Aloners
       
                   

Director: Hong Seong-eun
Year: 2021
Rating: 7.0

Country: Korea

Korean female director Hong Seong-eun in her debut film gently observes and indicts our growing reliance on connecting with the world only through technology. The evidence is all around us. How often have we seen a group of people eating dinner out and all of them are on their phone. Look at how much time most of us spend either on our computer or phone not intersecting with anyone in person. After a while, it can become a life choice. It has with the main character here. Jina (Gong Seung-yeon) is disconnected from the human touch but connected all the time to technology. She works at a Call Center for a credit card company and all day long takes calls from customers needing assistance or needing to vent.

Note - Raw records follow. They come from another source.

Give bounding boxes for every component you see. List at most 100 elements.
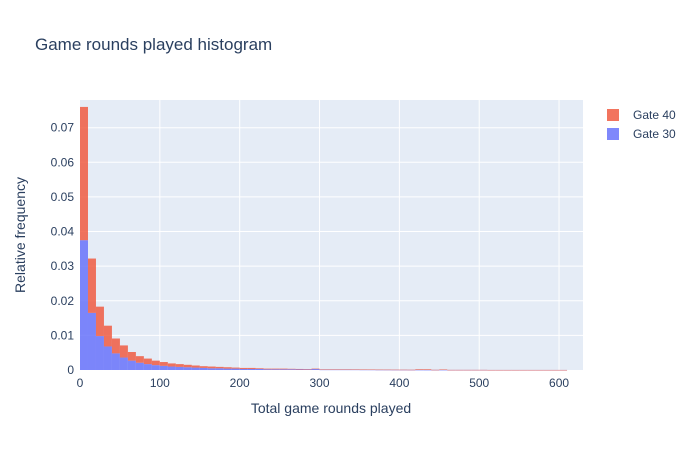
histogram-bar-gate-30[interactable] (255, 368, 264, 370)
histogram-bar-gate-30[interactable] (80, 240, 88, 370)
histogram-bar-gate-30[interactable] (135, 362, 144, 370)
histogram-bar-gate-30[interactable] (119, 357, 128, 370)
histogram-bar-gate-40[interactable] (367, 369, 376, 371)
histogram-bar-gate-40[interactable] (375, 369, 384, 371)
histogram-bar-gate-40[interactable] (359, 369, 368, 370)
histogram-bar-gate-30[interactable] (191, 367, 200, 370)
histogram-bar-gate-30[interactable] (439, 369, 448, 371)
histogram-bar-gate-30[interactable] (343, 369, 352, 371)
histogram-bar-gate-30[interactable] (263, 369, 272, 370)
histogram-bar-gate-40[interactable] (295, 368, 304, 370)
histogram-bar-gate-30[interactable] (207, 368, 216, 370)
histogram-bar-gate-30[interactable] (87, 312, 96, 370)
histogram-bar-gate-40[interactable] (351, 369, 360, 370)
histogram-bar-gate-40[interactable] (495, 369, 504, 371)
histogram-bar-gate-40[interactable] (527, 369, 536, 371)
histogram-bar-gate-30[interactable] (183, 367, 192, 370)
histogram-bar-gate-30[interactable] (247, 368, 256, 370)
histogram-bar-gate-40[interactable] (271, 368, 280, 370)
histogram-bar-gate-40[interactable] (463, 369, 472, 371)
histogram-bar-gate-40[interactable] (423, 369, 432, 370)
histogram-bar-gate-40[interactable] (247, 367, 256, 369)
histogram-bar-gate-40[interactable] (407, 369, 416, 371)
histogram-bar-gate-40[interactable] (503, 369, 512, 371)
histogram-bar-gate-40[interactable] (167, 363, 176, 367)
histogram-bar-gate-30[interactable] (287, 369, 296, 370)
histogram-bar-gate-40[interactable] (199, 366, 208, 368)
histogram-bar-gate-30[interactable] (159, 365, 168, 370)
histogram-bar-gate-40[interactable] (175, 364, 184, 367)
histogram-bar-gate-40[interactable] (543, 369, 552, 371)
histogram-bar-gate-40[interactable] (279, 368, 288, 370)
histogram-bar-gate-30[interactable] (335, 369, 344, 371)
histogram-bar-gate-30[interactable] (175, 366, 184, 370)
histogram-bar-gate-40[interactable] (399, 369, 408, 371)
histogram-bar-gate-30[interactable] (127, 360, 136, 370)
histogram-bar-gate-40[interactable] (559, 369, 568, 371)
histogram-bar-gate-30[interactable] (143, 364, 152, 370)
histogram-bar-gate-30[interactable] (103, 346, 112, 370)
histogram-bar-gate-40[interactable] (119, 345, 128, 358)
histogram-bar-gate-40[interactable] (103, 325, 112, 347)
histogram-bar-gate-40[interactable] (479, 369, 488, 371)
histogram-bar-gate-40[interactable] (391, 369, 400, 371)
histogram-bar-gate-30[interactable] (423, 369, 432, 371)
histogram-bar-gate-40[interactable] (439, 369, 448, 370)
histogram-bar-gate-30[interactable] (303, 369, 312, 370)
histogram-bar-gate-40[interactable] (431, 369, 440, 371)
histogram-bar-gate-40[interactable] (311, 368, 320, 370)
histogram-bar-gate-40[interactable] (383, 369, 392, 371)
histogram-bar-gate-40[interactable] (487, 369, 496, 371)
histogram-bar-gate-40[interactable] (239, 367, 248, 369)
histogram-bar-gate-40[interactable] (143, 358, 152, 365)
histogram-bar-gate-40[interactable] (207, 366, 216, 369)
histogram-bar-gate-40[interactable] (263, 368, 272, 370)
histogram-bar-gate-40[interactable] (303, 369, 312, 370)
histogram-bar-gate-40[interactable] (191, 365, 200, 368)
histogram-bar-gate-40[interactable] (87, 258, 96, 313)
histogram-bar-gate-30[interactable] (223, 368, 232, 370)
histogram-bar-gate-30[interactable] (95, 336, 104, 370)
histogram-bar-gate-30[interactable] (167, 366, 176, 370)
histogram-bar-gate-40[interactable] (95, 306, 104, 337)
histogram-bar-gate-30[interactable] (319, 369, 328, 371)
histogram-bar-gate-40[interactable] (135, 356, 144, 363)
histogram-bar-gate-30[interactable] (215, 368, 224, 370)
histogram-bar-gate-30[interactable] (151, 365, 160, 370)
histogram-bar-gate-40[interactable] (80, 106, 88, 241)
histogram-bar-gate-30[interactable] (359, 369, 368, 371)
histogram-bar-gate-40[interactable] (183, 364, 192, 368)
histogram-bar-gate-40[interactable] (335, 369, 344, 370)
histogram-bar-gate-40[interactable] (551, 369, 560, 371)
histogram-bar-gate-40[interactable] (111, 338, 120, 354)
histogram-bar-gate-40[interactable] (127, 352, 136, 361)
histogram-bar-gate-40[interactable] (319, 369, 328, 370)
histogram-bar-gate-40[interactable] (159, 362, 168, 366)
histogram-bar-gate-40[interactable] (471, 369, 480, 371)
histogram-bar-gate-40[interactable] (215, 366, 224, 369)
histogram-bar-gate-30[interactable] (279, 369, 288, 370)
histogram-bar-gate-30[interactable] (415, 369, 424, 371)
histogram-bar-gate-30[interactable] (327, 369, 336, 371)
histogram-bar-gate-40[interactable] (511, 369, 520, 371)
histogram-bar-gate-40[interactable] (447, 369, 456, 371)
histogram-bar-gate-30[interactable] (351, 369, 360, 371)
histogram-bar-gate-30[interactable] (231, 368, 240, 370)
histogram-bar-gate-40[interactable] (287, 368, 296, 370)
histogram-bar-gate-30[interactable] (239, 368, 248, 370)
histogram-bar-gate-40[interactable] (231, 367, 240, 369)
histogram-bar-gate-40[interactable] (519, 369, 528, 371)
histogram-bar-gate-40[interactable] (343, 369, 352, 370)
histogram-bar-gate-30[interactable] (295, 369, 304, 370)
histogram-bar-gate-40[interactable] (415, 369, 424, 370)
histogram-bar-gate-30[interactable] (311, 368, 320, 370)
histogram-bar-gate-40[interactable] (455, 369, 464, 371)
histogram-bar-gate-30[interactable] (199, 367, 208, 370)
histogram-bar-gate-40[interactable] (151, 360, 160, 366)
histogram-bar-gate-30[interactable] (111, 353, 120, 370)
histogram-bar-gate-40[interactable] (223, 367, 232, 369)
histogram-bar-gate-40[interactable] (255, 368, 264, 369)
histogram-bar-gate-40[interactable] (535, 369, 544, 371)
histogram-bar-gate-40[interactable] (327, 369, 336, 370)
histogram-bar-gate-30[interactable] (271, 369, 280, 370)
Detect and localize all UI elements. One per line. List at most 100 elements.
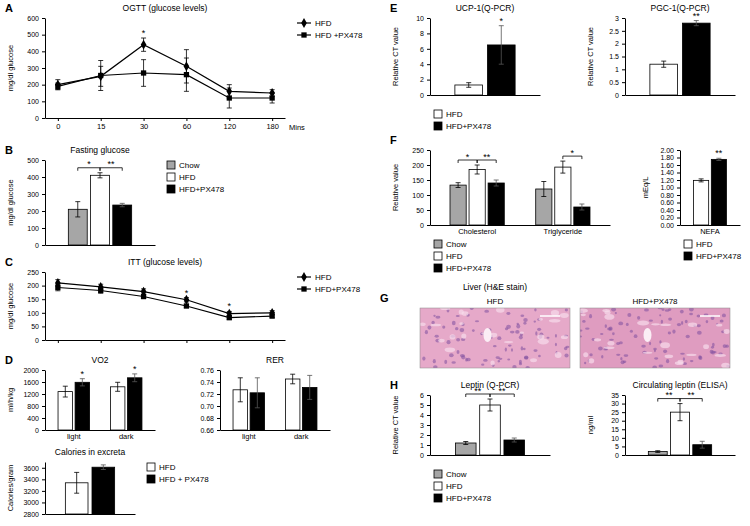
- error-bar: [499, 26, 504, 64]
- y-axis: 0100200300400500: [27, 157, 45, 249]
- scale-bar: [540, 315, 560, 317]
- tick-mark: [427, 95, 430, 96]
- tick-label: 2000: [23, 367, 39, 374]
- error-bar: [98, 61, 103, 91]
- tick-label: 60: [183, 122, 191, 131]
- axis-line: [625, 396, 626, 456]
- chart-title: Fasting glucose: [70, 145, 130, 155]
- plot-area: [55, 278, 275, 320]
- y-tick: 0.80: [660, 192, 680, 199]
- tissue-texture: [626, 323, 629, 326]
- tick-mark: [217, 382, 220, 383]
- tissue-texture: [641, 345, 646, 348]
- significance-label: *: [571, 148, 575, 158]
- x-axis: NEFA: [681, 225, 741, 236]
- labels: RER: [266, 355, 284, 365]
- legend-swatch: [434, 264, 442, 272]
- tissue-texture: [580, 329, 582, 331]
- tissue-texture: [475, 320, 479, 322]
- tissue-texture: [660, 342, 670, 348]
- tick-label: 500: [27, 31, 39, 38]
- bar: [127, 378, 141, 430]
- tissue-texture: [615, 312, 617, 314]
- y-axis-title: mg/dl glucose: [6, 283, 15, 329]
- tick-label: 200: [27, 81, 39, 88]
- tick-label: 35: [611, 392, 619, 399]
- tissue-texture: [461, 355, 465, 359]
- tissue-texture: [549, 319, 561, 323]
- tissue-texture: [538, 318, 543, 321]
- axis-line: [46, 340, 286, 341]
- image-frame: [580, 308, 730, 368]
- y-tick: 500: [27, 157, 45, 164]
- plot-area: [650, 21, 710, 95]
- series: [55, 38, 275, 98]
- y-tick: 0: [35, 337, 45, 344]
- error-bar: [75, 202, 80, 217]
- labels: Fasting glucosemg/dl glucose***: [6, 145, 130, 226]
- x-axis: [431, 95, 541, 97]
- error-bar: [227, 88, 232, 108]
- tick-mark: [677, 180, 680, 181]
- y-tick: 600: [27, 15, 45, 22]
- tick-mark: [42, 160, 45, 161]
- y-axis: 0100200300400500600: [27, 15, 45, 122]
- error-bar: [700, 441, 705, 448]
- significance-label: **: [693, 11, 701, 21]
- tick-mark: [427, 180, 430, 181]
- axis-line: [45, 19, 46, 119]
- error-bar: [541, 182, 546, 197]
- tissue-texture: [510, 331, 515, 334]
- tissue-texture: [524, 356, 528, 359]
- y-axis: 0.000.200.400.600.801.001.201.401.601.80…: [660, 147, 680, 229]
- tick-mark: [427, 425, 430, 426]
- tick-mark: [427, 49, 430, 50]
- y-axis-title: ml/h/kg: [6, 388, 15, 412]
- tick-label: Cholesterol: [458, 227, 496, 236]
- tick-label: 0.60: [660, 199, 674, 206]
- legend-entry: Chow: [434, 470, 467, 479]
- tissue-texture: [630, 330, 633, 333]
- axis-line: [625, 19, 626, 96]
- tick-label: light: [67, 432, 82, 441]
- tissue-texture: [620, 357, 622, 360]
- tissue-texture: [703, 344, 709, 349]
- y-tick: 20: [611, 417, 625, 424]
- tick-mark: [427, 33, 430, 34]
- plot-area: [455, 26, 515, 95]
- axis-line: [46, 118, 286, 119]
- tick-label: dark: [294, 432, 309, 441]
- tissue-texture: [555, 343, 557, 347]
- vessel: [644, 328, 652, 342]
- legend-entry: HFD: [297, 272, 332, 282]
- tick-label: 2: [420, 432, 424, 439]
- tick-mark: [272, 340, 273, 343]
- y-tick: 0: [615, 92, 625, 99]
- series: [648, 451, 667, 455]
- tick-label: 500: [27, 157, 39, 164]
- x-tick: light: [242, 430, 257, 441]
- tissue-texture: [483, 359, 487, 362]
- legend-label: HFD: [179, 173, 196, 182]
- x-tick: light: [67, 430, 82, 441]
- tissue-texture: [680, 310, 684, 314]
- bar: [711, 159, 726, 225]
- tissue-texture: [634, 334, 638, 338]
- tissue-texture: [561, 335, 568, 339]
- significance-label: *: [142, 28, 146, 38]
- tick-label: 0: [35, 337, 39, 344]
- tissue-texture: [456, 338, 460, 342]
- tissue-texture: [675, 361, 684, 365]
- x-tick: [272, 340, 273, 343]
- legend-entry: Chow: [167, 161, 200, 170]
- tissue-texture: [668, 318, 672, 321]
- legend-label: HFD+PX478: [179, 185, 225, 194]
- y-tick: 0: [35, 242, 45, 249]
- series: [233, 374, 300, 430]
- tissue-texture: [689, 313, 693, 316]
- y-tick: 1.20: [660, 177, 680, 184]
- tissue-texture: [715, 354, 726, 357]
- tissue-texture: [663, 350, 667, 354]
- x-tick: dark: [119, 430, 134, 441]
- legend: ChowHFDHFD+PX478: [434, 470, 492, 503]
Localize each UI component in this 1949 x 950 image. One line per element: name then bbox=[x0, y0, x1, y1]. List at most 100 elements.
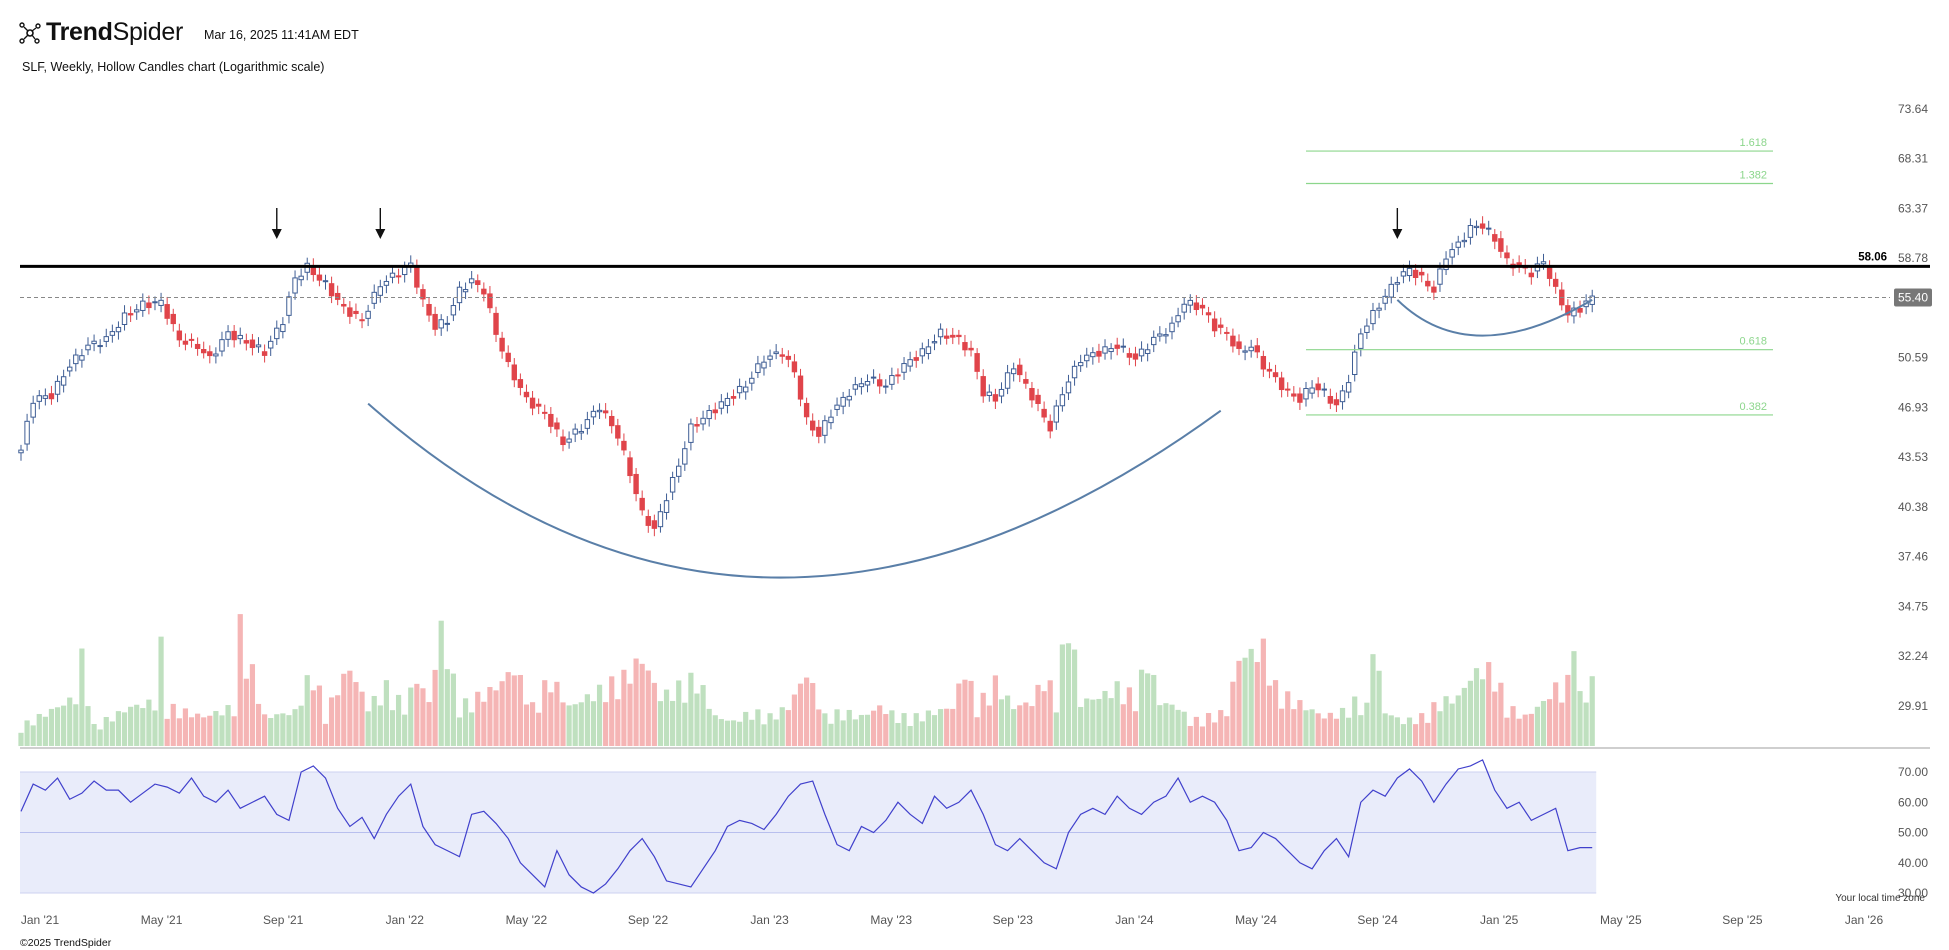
candle-body bbox=[109, 331, 116, 336]
volume-bar bbox=[883, 714, 889, 746]
candle-body bbox=[286, 296, 292, 316]
volume-bar bbox=[1498, 682, 1504, 746]
candle-body bbox=[1187, 299, 1193, 306]
volume-bar bbox=[1321, 718, 1327, 746]
volume-bar bbox=[791, 694, 798, 746]
rsi-line bbox=[20, 759, 1593, 894]
volume-bar bbox=[718, 719, 724, 746]
volume-bar bbox=[1193, 716, 1199, 746]
volume-bar bbox=[1047, 680, 1053, 746]
candle-body bbox=[1412, 269, 1419, 279]
volume-bar bbox=[73, 704, 79, 746]
volume-bar bbox=[1333, 718, 1340, 746]
time-tick-label: Jan '21 bbox=[21, 913, 60, 927]
candle-body bbox=[1540, 261, 1547, 265]
brand-name: TrendSpider bbox=[46, 18, 184, 46]
candle-body bbox=[146, 302, 152, 309]
volume-bar bbox=[816, 709, 822, 746]
candle-body bbox=[870, 376, 877, 379]
volume-bar bbox=[785, 710, 791, 746]
volume-bar bbox=[846, 709, 852, 746]
candle-body bbox=[414, 266, 420, 288]
volume-bar bbox=[1272, 680, 1279, 746]
volume-bar bbox=[864, 714, 871, 746]
volume-bar bbox=[359, 691, 365, 746]
candle-body bbox=[487, 293, 493, 309]
price-tick-label: 50.59 bbox=[1898, 351, 1928, 365]
candle-body bbox=[1394, 282, 1401, 285]
volume-bar bbox=[986, 705, 992, 746]
volume-bar bbox=[365, 711, 371, 746]
volume-bar bbox=[1078, 706, 1084, 746]
volume-bar bbox=[676, 680, 682, 746]
price-tick-label: 32.24 bbox=[1898, 649, 1928, 663]
volume-bar bbox=[1254, 662, 1260, 746]
candle-body bbox=[864, 380, 871, 386]
candle-body bbox=[761, 361, 767, 369]
candle-body bbox=[341, 303, 347, 307]
volume-bar bbox=[663, 689, 670, 746]
volume-bar bbox=[262, 714, 268, 746]
candle-body bbox=[194, 343, 201, 349]
candle-body bbox=[578, 430, 584, 434]
candle-body bbox=[1473, 225, 1480, 229]
candle-body bbox=[1449, 249, 1455, 258]
candle-body bbox=[1297, 393, 1303, 403]
candle-body bbox=[1218, 324, 1224, 328]
time-tick-label: Sep '23 bbox=[993, 913, 1034, 927]
volume-bar bbox=[584, 694, 590, 746]
candle-body bbox=[1352, 351, 1358, 376]
candle-body bbox=[1065, 381, 1072, 394]
candle-body bbox=[682, 448, 688, 465]
time-tick-label: Jan '26 bbox=[1845, 913, 1884, 927]
candle-body bbox=[1090, 352, 1096, 358]
volume-bar bbox=[1236, 660, 1242, 746]
volume-bar bbox=[1224, 716, 1230, 746]
volume-bar bbox=[974, 717, 980, 746]
volume-bar bbox=[1199, 726, 1206, 746]
candle-body bbox=[1339, 390, 1346, 403]
candle-body bbox=[974, 353, 980, 372]
volume-bar bbox=[420, 688, 426, 746]
volume-bar bbox=[1163, 703, 1169, 746]
volume-bar bbox=[700, 685, 706, 746]
candle-body bbox=[505, 352, 511, 363]
candle-body bbox=[24, 420, 30, 445]
volume-bar bbox=[956, 683, 962, 746]
candle-body bbox=[79, 355, 85, 361]
volume-bar bbox=[1023, 702, 1029, 746]
volume-bar bbox=[670, 700, 676, 746]
fib-label: 0.382 bbox=[1739, 401, 1767, 413]
volume-bar bbox=[1035, 684, 1041, 746]
candle-body bbox=[359, 319, 365, 322]
volume-bar bbox=[462, 698, 469, 746]
volume-bar bbox=[566, 705, 572, 746]
price-tick-label: 73.64 bbox=[1898, 102, 1928, 116]
candle-body bbox=[261, 351, 268, 356]
volume-bar bbox=[688, 672, 694, 746]
base-curve-short-base bbox=[1396, 299, 1593, 337]
volume-bar bbox=[61, 705, 67, 746]
candle-body bbox=[426, 304, 432, 316]
volume-bar bbox=[225, 705, 231, 746]
volume-bar bbox=[426, 702, 432, 746]
candle-body bbox=[73, 354, 79, 365]
volume-bar bbox=[292, 709, 298, 746]
candle-body bbox=[645, 516, 651, 526]
volume-bar bbox=[925, 710, 932, 746]
candle-body bbox=[255, 344, 262, 348]
candle-body bbox=[657, 511, 664, 528]
volume-bar bbox=[627, 683, 633, 746]
candle-body bbox=[67, 366, 73, 372]
volume-bar bbox=[1126, 687, 1132, 746]
candle-body bbox=[1017, 364, 1023, 376]
candle-body bbox=[663, 500, 670, 513]
volume-bar bbox=[328, 697, 335, 746]
volume-bar bbox=[858, 714, 865, 746]
candle-body bbox=[937, 328, 944, 338]
candle-body bbox=[1260, 356, 1267, 370]
volume-bar bbox=[755, 709, 761, 746]
volume-bar bbox=[1480, 679, 1486, 746]
volume-bar bbox=[1205, 713, 1212, 746]
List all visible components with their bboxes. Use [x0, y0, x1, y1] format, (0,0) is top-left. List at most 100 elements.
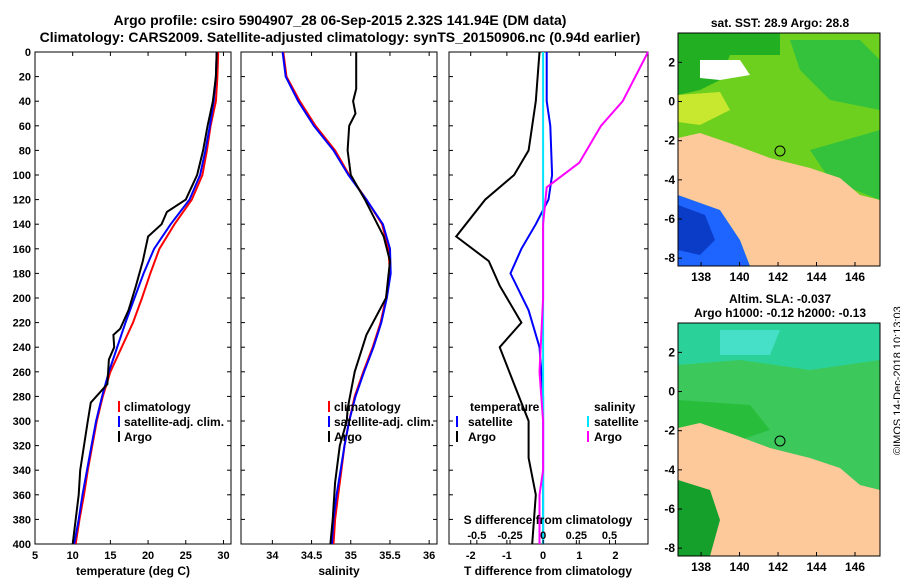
- difference-plot-frame: [448, 51, 649, 545]
- sst-map-frame: [677, 32, 881, 267]
- depth-tick-label: 20: [19, 72, 31, 84]
- sst-map-title: sat. SST: 28.9 Argo: 28.8: [710, 16, 850, 30]
- depth-tick-label: 0: [25, 47, 31, 59]
- sst-east-patch: [810, 130, 880, 200]
- x-tick-label: -1: [502, 550, 512, 562]
- sla-axis-ticks: 138 140 142 144 146 2 0 -2 -4 -6 -8: [664, 345, 865, 574]
- x-tick-label: 5: [32, 550, 38, 562]
- temperature-panel: 0 20 40 60 80 100 120 140 160 180 200 220 240 260 280 3…: [13, 47, 232, 578]
- x-tick-label: 35: [345, 550, 357, 562]
- lat-tick-label: 0: [668, 95, 675, 109]
- sla-map-frame: [677, 322, 881, 557]
- imos-timestamp: ©IMOS 14-Dec-2018 10:13:03: [892, 306, 900, 455]
- temperature-legend: climatology satellite-adj. clim. Argo: [118, 400, 224, 444]
- sla-map-title-1: Altim. SLA: -0.037: [728, 292, 832, 306]
- x-tick-label: 34.5: [301, 550, 322, 562]
- legend-t-argo-label: Argo: [468, 430, 496, 444]
- x-tick-label: 36: [423, 550, 435, 562]
- legend-satellite-label: satellite-adj. clim.: [124, 415, 224, 429]
- sst-warm-patch: [790, 40, 880, 110]
- figure-title-line2: Climatology: CARS2009. Satellite-adjuste…: [39, 29, 641, 45]
- depth-tick-label: 160: [13, 244, 31, 256]
- x-tick-label: 15: [104, 550, 116, 562]
- depth-tick-label: 220: [13, 318, 31, 330]
- series-temperature-argo: [454, 51, 541, 545]
- difference-panel: -2 -1 0 1 2 temperature satellite Argo salin…: [448, 51, 649, 578]
- x-tick-label: 10: [67, 550, 79, 562]
- maps: 138 140 142 144 146 2 0 -2 -4 -6 -8 138 140 142 144 14…: [664, 32, 881, 574]
- lon-tick-label: 138: [691, 270, 711, 284]
- legend-climatology-label: climatology: [334, 400, 401, 414]
- salinity-plot-frame: [240, 51, 438, 545]
- depth-tick-label: 400: [13, 539, 31, 551]
- salinity-lines: [281, 51, 392, 545]
- x-tick-label: 30: [217, 550, 229, 562]
- top-x-tick-label: 0: [540, 530, 546, 542]
- legend-s-satellite-label: satellite: [594, 415, 639, 429]
- sst-cold-core: [678, 205, 715, 255]
- lon-tick-label: 142: [768, 560, 788, 574]
- lon-tick-label: 146: [845, 560, 865, 574]
- top-x-tick-label: 0.5: [602, 530, 617, 542]
- temperature-xlabel: temperature (deg C): [76, 564, 190, 578]
- depth-tick-label: 80: [19, 145, 31, 157]
- series-salinity-argo: [538, 51, 649, 544]
- x-tick-label: 1: [576, 550, 582, 562]
- lat-tick-label: -6: [664, 502, 675, 516]
- lat-tick-label: 2: [668, 55, 675, 69]
- depth-tick-label: 320: [13, 441, 31, 453]
- sla-map-title-2: Argo h1000: -0.12 h2000: -0.13: [693, 306, 867, 320]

Either way she is impeccably polite, never flustered and never changes the modulation of her voice. A perfect employee for a company that measures you by how many calls you can deal with in a given day. She is in her late 20s and attractive but seems uninterested in dating.



When not on the phone with clients she is unreachable - has negative space all around her. She seeks her solitude and disdains any attempts from people trying to converse with her. Her life is connecting to technology - outside of work she watches her TV shows with her ear plugs in and the rest of the world out. In her apartment she lives only in her bedroom leaving her living room and kitchen empty. As is she - no emotion beyond irritation with people who intrude into her space - and no personality. A micro-wave dinner, TV and falls asleep. For lunch she goes off on her own for noodles. She luxuriates in her loneliness. It is a life that she feels secure in. Why? We never find out. 



One morning on her way to work, her next-door neighbor says "No parting words?" and she stops, stares and goes on her way. The next day she learns that he has been dead for a week from his massive pile of porn magazines falling on him. This in no way really breaks through - neither his death nor that his ghost spoke to her. This does not turn into a ghost story though - that was more symbolic of our inability to react, to connect, to show empathy. She is told by her boss to train the new girl Soo-jin (Jung Da-eun) and does a terrible job - remote, uninterested, unable to see that Soo-jin is too sensitive for the job. Her mother has recently died and she has no relationship with her father. This is a study in how alienated so many have become from personal contact. The film is slow, thoughtful, restrained and refuses to give in wholly to an emotional catharsis. A small one perhaps. The actress is remote, unemotional and yet somehow manages to pull you into her life.